On Apr 27, 2011, at 11:45 PM, Greg Stein wrote:

> On Wed, Apr 27, 2011 at 09:25:14AM -0400, Yonik Seeley wrote:
>> ...
>> But as I said... it seems only fair to meet half way and use the solr 
>> namespace
>> for some modules and the lucene namespace for others.
> 
> Please explain this part to me... I really don't understand.

At the risk of speaking for someone else, I think it has to do w/ wanting to 
maintain brand awareness for Solr.  We, as the PMC, currently produce two 
products:  Apache Lucene and Apache Solr.  I believe Yonik's concern is that if 
everything is just labeled Lucene, then Solr is just seen as a very thin shell 
around Lucene (which, IMO, would still not be the case, since wiring together a 
server app like Solr is non-trivial, but that is my opinion and I'm not sure if 
Yonik share's it).  Solr has never been a thin shell around Lucene and never 
will be.   However, In some ways, this gets at why I believe Yonik was 
interested in a Solr TLP: so that Solr could stand on it's own as a brand and 
as a first class Apache product steered by a PMC that is aligned solely w/ 
producing the Solr (i.e. as a TLP) product as opposed to the two products we 
produce now.  (Note, my vote on such a TLP was -1, so please don't confuse me 
as arguing for the point, I'm just trying to, hopefully, explain it)

That being said, 99% of consumers of Solr never even know what is in the 
underlying namespace b/c they only ever interact w/ Solr via HTTP (which has 
solr in the namespace by default) at the server API level, so at least in my 
mind, I don't care what the namespace used underneath is.  Call it lusolr for 
all I care.

> 
> What does "fairness" have to do with the codebase?

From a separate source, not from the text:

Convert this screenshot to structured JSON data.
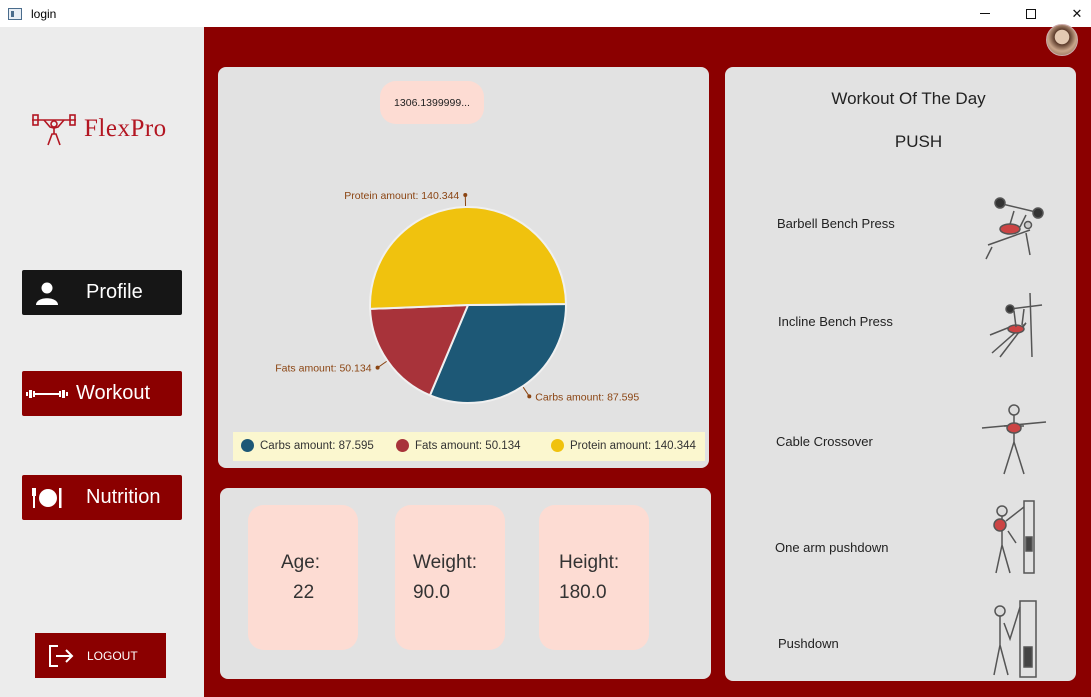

I can't speak to this, but perhaps it's just the wrong choice of words and 
would have been better said: please don't take this as a reason to gut Solr and 
call everything Lucene.

> Isn't the whole
> point of the Lucene project to create the best code possible, for the
> benefit of our worldwide users?

It is.  We do that primarily through the release of two products: Lucene and 
Solr.  Lucene is a Java class library.  A good deal of programming is required 
to create anything meaningful in terms of a production ready search server.  
Solr is a server that takes and makes most things that are programming tasks in 
Lucene configuration tasks as well as adds a fair bit of functionality 
(distributed search, replication, faceting, auto-suggest, etc.) and is thus 
that much easier to put in production (I've seen people be in production on 
Solr in a matter of days/weeks, I've never seen that in Lucene)  The crux of 
this debate is whether these additional pieces are better served as modules (I 
think they are) or tightly coupled inside of Solr (which does have a few 
benefits from a dev. point of view, even though I firmly believe they are 
outweighed by the positives of modularization.)    And, while I think most of 
us agree that modularization makes sense, that doesn't mean there aren't 
reasons against it.  I also believe we need to take it on a case by case basis. 
 I also don't think every patch has to be in it's final place on first commit.  
As Otis so often says, it's just software.  If it doesn't work, change it.  
Thus, if people contribute and it lands in Solr, the committer who commits it 
need not immediately move it (although, hopefully they will) or ask the 
contributor to do so, as that will likely dampen contributions.  Likewise for 
Lucene.  Along with that, if and when others wish to refactor, then they should 
by all means be allowed to do so assuming of course, all tests across both 
products still pass.

In short, I believe people should still contribute where they see they can add 
the most value and according to their time schedules.  Additionally, others who 
have more time or the ability to refactor for reusability should be free to do 
so as well.  

I don't know what the outcome of this thread should be, so I guess we need to 
just move forward and keep coding away and working to make things better.  Do 
others see anything broader here?  A vote?  That would be symbolic, I guess, 
but doesn't force anyone to do anything since there isn't a specific issue at 
hand other than a broad concept that is seen as "good".